Ехать надо было не в Подмосковье, как сначала казалось, а куда-то в Свердловскую область, в Невьянск, и даже не в сам городок, а в бывшее старообрядческое село Быньги. Полная сомнений, с истрепанными нервами, скепсисом и каким-то первобытным страхом — со всем этим багажом женщина села в поезд вместе с дочкой. Пожилая соседка по купе, доцент исторического факультета, вышедшая на пенсию, отвлекала от тяжких раздумий рассказами о своих родных местах.
— Вы едете в чудесный край, полный загадок. «Угрюм-реку» в селе снимали, между прочим. Да, и столбы электрические выкапывали, чтобы те в кадр не попали, представьте себе! Откуда, думаете, пошло название — Быньги?..
— Откуда же?.. — рассеянно переспросила мама Аллочки, доставая из сумки лекарство от укачивания — слабенькой и бледной девочке сразу стало плохо, не успел поезд отойти от перрона.

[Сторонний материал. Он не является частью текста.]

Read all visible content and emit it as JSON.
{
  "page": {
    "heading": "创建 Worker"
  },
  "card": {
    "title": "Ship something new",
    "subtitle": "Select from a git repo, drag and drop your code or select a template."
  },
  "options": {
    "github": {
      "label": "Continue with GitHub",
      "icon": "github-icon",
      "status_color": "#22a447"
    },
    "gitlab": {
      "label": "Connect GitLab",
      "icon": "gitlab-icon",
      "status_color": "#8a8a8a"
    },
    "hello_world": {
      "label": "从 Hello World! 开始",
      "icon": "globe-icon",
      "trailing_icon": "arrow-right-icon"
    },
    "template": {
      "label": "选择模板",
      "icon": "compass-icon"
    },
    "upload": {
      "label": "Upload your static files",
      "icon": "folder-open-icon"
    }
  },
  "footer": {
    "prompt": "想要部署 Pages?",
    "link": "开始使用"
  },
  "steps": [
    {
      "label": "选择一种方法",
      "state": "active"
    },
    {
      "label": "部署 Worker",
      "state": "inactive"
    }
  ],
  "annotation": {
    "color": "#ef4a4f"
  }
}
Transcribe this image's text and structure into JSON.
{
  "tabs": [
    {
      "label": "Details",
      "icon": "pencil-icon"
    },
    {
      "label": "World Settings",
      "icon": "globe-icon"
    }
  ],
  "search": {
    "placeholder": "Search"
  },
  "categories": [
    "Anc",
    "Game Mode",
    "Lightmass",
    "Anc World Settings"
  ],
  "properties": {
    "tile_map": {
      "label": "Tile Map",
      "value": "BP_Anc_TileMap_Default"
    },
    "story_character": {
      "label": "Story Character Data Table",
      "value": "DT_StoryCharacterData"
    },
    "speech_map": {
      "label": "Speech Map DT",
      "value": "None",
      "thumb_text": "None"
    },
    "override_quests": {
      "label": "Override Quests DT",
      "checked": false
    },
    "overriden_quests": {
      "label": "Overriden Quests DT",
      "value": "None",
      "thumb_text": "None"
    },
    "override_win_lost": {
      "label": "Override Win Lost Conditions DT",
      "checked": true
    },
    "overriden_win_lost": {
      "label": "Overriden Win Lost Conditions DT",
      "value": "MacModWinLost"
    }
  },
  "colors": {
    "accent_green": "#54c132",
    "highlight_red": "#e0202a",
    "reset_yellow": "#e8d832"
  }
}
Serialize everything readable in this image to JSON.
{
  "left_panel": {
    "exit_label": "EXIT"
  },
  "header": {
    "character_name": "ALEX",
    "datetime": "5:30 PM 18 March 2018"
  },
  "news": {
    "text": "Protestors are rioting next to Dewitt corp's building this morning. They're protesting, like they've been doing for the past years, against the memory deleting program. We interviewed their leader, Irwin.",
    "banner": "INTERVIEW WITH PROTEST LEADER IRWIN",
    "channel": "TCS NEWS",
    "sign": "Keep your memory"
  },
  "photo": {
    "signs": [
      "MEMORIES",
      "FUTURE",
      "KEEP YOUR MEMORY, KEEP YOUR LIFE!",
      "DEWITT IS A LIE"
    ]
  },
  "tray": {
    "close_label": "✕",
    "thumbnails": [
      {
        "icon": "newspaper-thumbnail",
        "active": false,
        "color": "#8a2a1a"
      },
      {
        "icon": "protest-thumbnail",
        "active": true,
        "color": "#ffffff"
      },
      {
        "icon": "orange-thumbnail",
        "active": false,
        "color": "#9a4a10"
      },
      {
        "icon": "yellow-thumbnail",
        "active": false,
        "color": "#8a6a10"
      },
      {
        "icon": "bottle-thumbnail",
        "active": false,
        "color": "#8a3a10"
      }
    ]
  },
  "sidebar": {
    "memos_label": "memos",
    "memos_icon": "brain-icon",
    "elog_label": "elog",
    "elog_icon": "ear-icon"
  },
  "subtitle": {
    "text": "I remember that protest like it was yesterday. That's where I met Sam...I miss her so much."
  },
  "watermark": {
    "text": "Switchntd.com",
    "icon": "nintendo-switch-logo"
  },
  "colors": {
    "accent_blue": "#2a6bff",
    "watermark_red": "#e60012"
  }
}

— Манси, моя хорошая. Вогулы… Название берет начало от Елбынгь-я — Святая река, их река, почитаемое место — священное задолго до того, как белый человек пришел на эти земли. — С гордостью сказала дама-доцент, помогая обкладывать Аллочку подушками на нижней полке и проверяя ладонью, нет ли от окна сквозняка. — Местные находки имеют мировую ценность. Один Шигирский идол чего стоит! Правда, найден он не в Быньгах, а в бывшей деревне Калата, что ныне зовется городом Кировградом.
Прим. авт.: Шигирский идол — самая древняя деревянная скульптура на Земле, вырезанная из древесины лиственницы в эпоху мезолита. Ей около двенадцати тысяч лет. Крайне необычен сам характер скульптуры, выполненной в «рентгеновском» стиле — на ней обозначены отдельные элементы скелета. Геометрический орнамент, личины, сложнейшая иерархия образов и столь же сложная система мифологических представлений в резьбе.
Новиковой-старшей сейчас совсем не интересна история. Она вполуха слушает то, что рассказывает попутчица о нетронутом в свое время большевиками храме Николая Чудотворца.
— Нас приучили к мысли, что Бога нет, милочка. — С сочувствием вздыхает попутчица, узнав о диагнозе девочки. — Но иногда… простите меня, но мне кажется, что есть последняя надежда. Это только Он. Переступите через неверие, пойдите в храм.